Themes > Arts > Drawing > Drawing Materials and Drawing Techniques > Perspective Drawing
Discussion

If you look along a straight road, the parallel sides of the road appear meet at a point in the distance. This point is called the vanishing point and has been used to add realism to art since the 1400's in Florence, Italy (via city.net).

Suppose you want to draw a railroad track that vanishes into the distance. The rays from the points a given distance from the eye along the lines of the tracks are projected to the eye. The angle formed by these rays decreases with increasing distance from the eye. The picture below shows an overhead view of an observer (camera or eye) looking down the the track.

The next picture shows a side view. The observer's eye or camera is above the ground.

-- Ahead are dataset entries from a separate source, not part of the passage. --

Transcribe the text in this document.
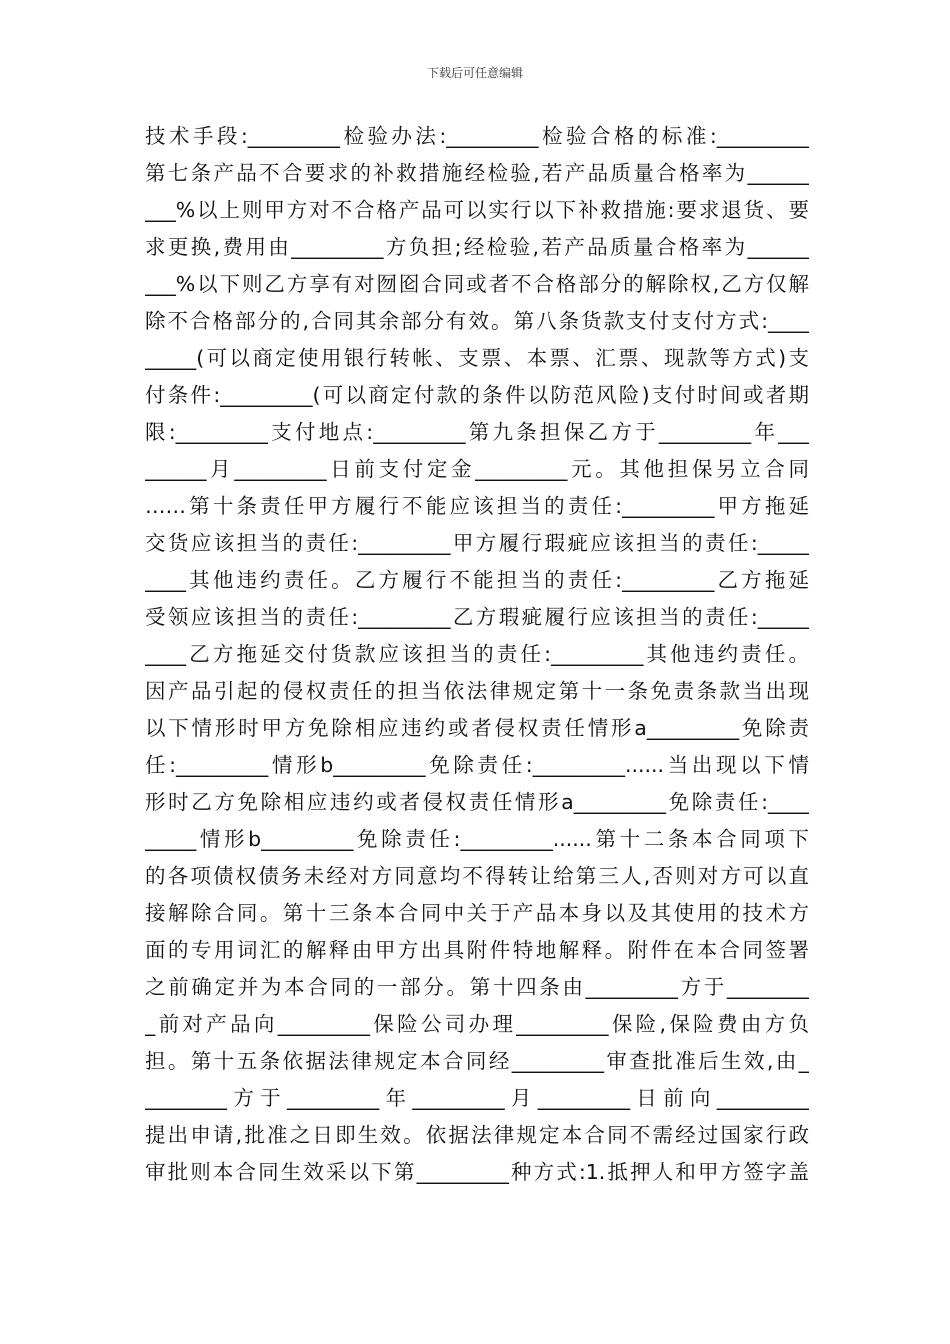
下载后可任意编辑
技术手段:_________检验办法:_________检验合格的标准:_________
第七条产品不合要求的补救措施经检验,若产品质量合格率为______
___%以上则甲方对不合格产品可以实行以下补救措施:要求退货、要
求更换,费用由_________方负担;经检验,若产品质量合格率为______
___%以下则乙方享有对囫囵合同或者不合格部分的解除权,乙方仅解
除不合格部分的,合同其余部分有效。第八条货款支付支付方式:____
_____(可以商定使用银行转帐、支票、本票、汇票、现款等方式)支
付条件:_________(可以商定付款的条件以防范风险)支付时间或者期
限:_________支付地点:_________第九条担保乙方于_________年___
______月_________日前支付定金_________元。其他担保另立合同
……第十条责任甲方履行不能应该担当的责任:_________甲方拖延
交货应该担当的责任:_________甲方履行瑕疵应该担当的责任:_____
____其他违约责任。乙方履行不能担当的责任:_________乙方拖延
受领应该担当的责任:_________乙方瑕疵履行应该担当的责任:_____
____乙方拖延交付货款应该担当的责任:_________其他违约责任。
因产品引起的侵权责任的担当依法律规定第十一条免责条款当出现
以下情形时甲方免除相应违约或者侵权责任情形a_________免除责
任:_________情形b_________免除责任:_________......当出现以下情
形时乙方免除相应违约或者侵权责任情形a_________免除责任:____
_____情形b_________免除责任:_________......第十二条本合同项下
的各项债权债务未经对方同意均不得转让给第三人,否则对方可以直
接解除合同。第十三条本合同中关于产品本身以及其使用的技术方
面的专用词汇的解释由甲方出具附件特地解释。附件在本合同签署
之前确定并为本合同的一部分。第十四条由_________方于________
_前对产品向_________保险公司办理_________保险,保险费由方负
担。第十五条依据法律规定本合同经_________审查批准后生效,由_
________方于_________年_________月_________日前向_________
提出申请,批准之日即生效。依据法律规定本合同不需经过国家行政
审批则本合同生效采以下第_________种方式:1.抵押人和甲方签字盖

Draw these pictures on graph paper and try to figure out where the points would fall on the plane of the drawing. Can you draw the railroad track?

Solution

To draw in perspective, draw a horizon line and draw a vanishing point anywhere on the horizon. Lines which are parallel in real life are drawn to intersect at the vanishing point.

Distant figures appear smaller but have the same shape and proportions as they would close up. In geometry, we would say that the figures are similar.

The picture below shows a long hallway with a window in the left wall. The window is a trapezoid. Can you use your knowledge of geometry to draw another window further down the hallway? An entire row of windows? To start with the simplest problem, assume the window tops are all at the same height in the hallway and assume the window bottoms are all at the same level in the hallway.